When the Fed buys U.S. government securities from a bank, the Fed
 
  A) loans the money needed to buy the securities to the bank.
  B) increases the bank's reserves at the Fed.
  C) obtains the money for the purchase from the U.S. Treasury.
  D) decreases the monetary base and raises the federal funds rate.



josephsuarez

  • Sr. Member
  • ****
  • Posts: 323
Answer to Question 1

A

Answer to Question 2

B



Related Topics

Need homework help now?

Ask unlimited questions for free

Ask a Question
 

Did you know?

Critical care patients are twice as likely to receive the wrong medication. Of these errors, 20% are life-threatening, and 42% require additional life-sustaining treatments.

Did you know?

Carbamazepine can interfere with the results of home pregnancy tests.
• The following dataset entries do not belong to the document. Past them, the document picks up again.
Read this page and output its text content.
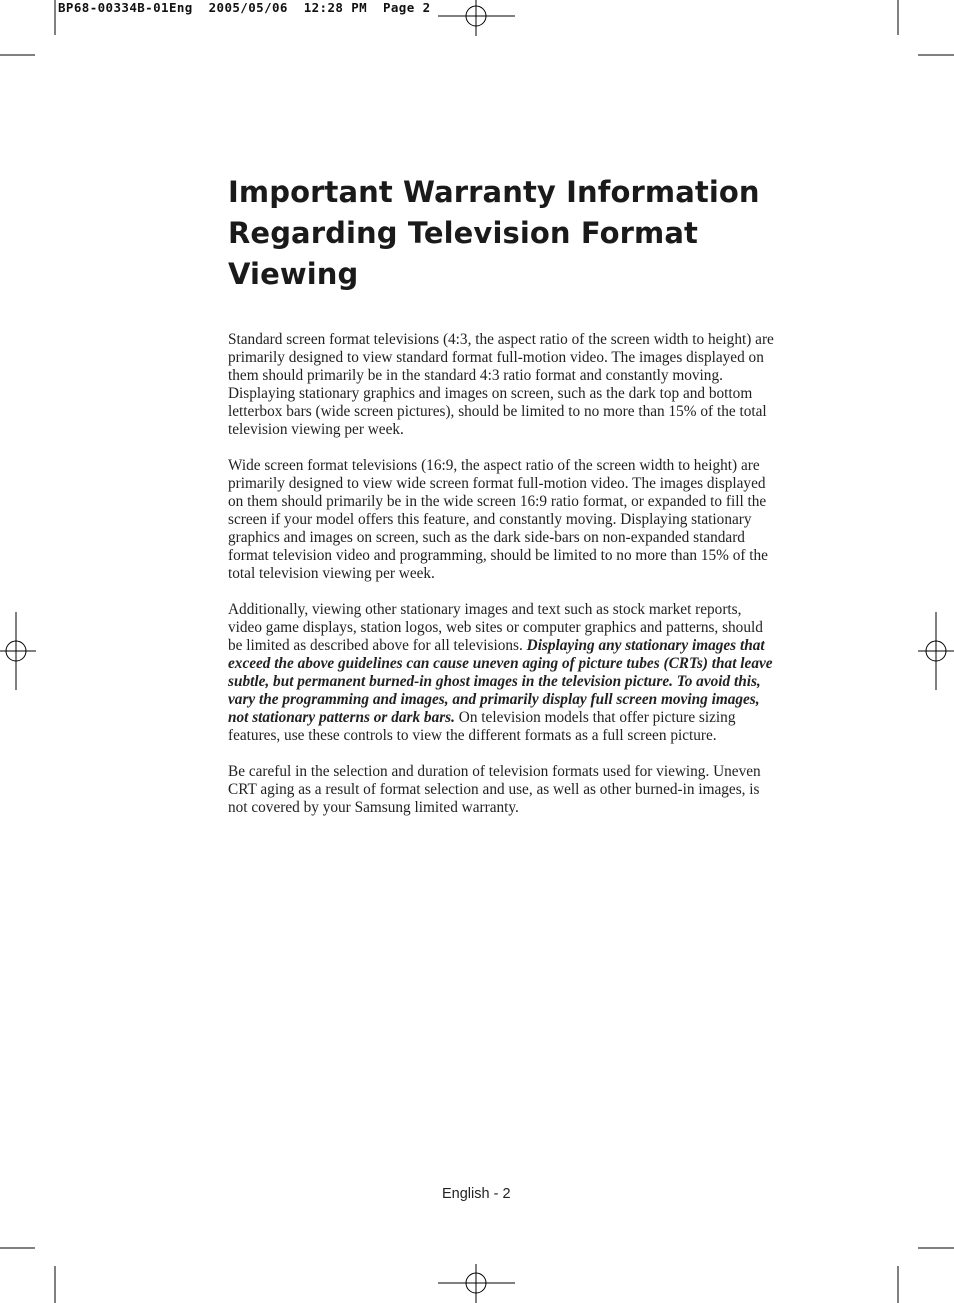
BP68-00334B-01Eng  2005/05/06  12:28 PM  Page 2
Important Warranty Information
Regarding Television Format
Viewing

Standard screen format televisions (4:3, the aspect ratio of the screen width to height) are
primarily designed to view standard format full-motion video. The images displayed on
them should primarily be in the standard 4:3 ratio format and constantly moving.
Displaying stationary graphics and images on screen, such as the dark top and bottom
letterbox bars (wide screen pictures), should be limited to no more than 15% of the total
television viewing per week.

Wide screen format televisions (16:9, the aspect ratio of the screen width to height) are
primarily designed to view wide screen format full-motion video. The images displayed
on them should primarily be in the wide screen 16:9 ratio format, or expanded to fill the
screen if your model offers this feature, and constantly moving. Displaying stationary
graphics and images on screen, such as the dark side-bars on non-expanded standard
format television video and programming, should be limited to no more than 15% of the
total television viewing per week.

Additionally, viewing other stationary images and text such as stock market reports,
video game displays, station logos, web sites or computer graphics and patterns, should
be limited as described above for all televisions. Displaying any stationary images that
exceed the above guidelines can cause uneven aging of picture tubes (CRTs) that leave
subtle, but permanent burned-in ghost images in the television picture. To avoid this,
vary the programming and images, and primarily display full screen moving images,
not stationary patterns or dark bars. On television models that offer picture sizing
features, use these controls to view the different formats as a full screen picture.

Be careful in the selection and duration of television formats used for viewing. Uneven
CRT aging as a result of format selection and use, as well as other burned-in images, is
not covered by your Samsung limited warranty.

English - 2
If you are taking carbamazepine, do not try to test for pregnancy at home.

Did you know?

Complications of influenza include: bacterial pneumonia, ear and sinus infections, dehydration, and worsening of chronic conditions such as asthma, congestive heart failure, or diabetes.

Did you know?

Today, nearly 8 out of 10 pregnant women living with HIV (about 1.1 million), receive antiretrovirals.

Did you know?

Prostaglandins were first isolated from human semen in Sweden in the 1930s. They were so named because the researcher thought that they came from the prostate gland. In fact, prostaglandins exist and are synthesized in almost every cell of the body.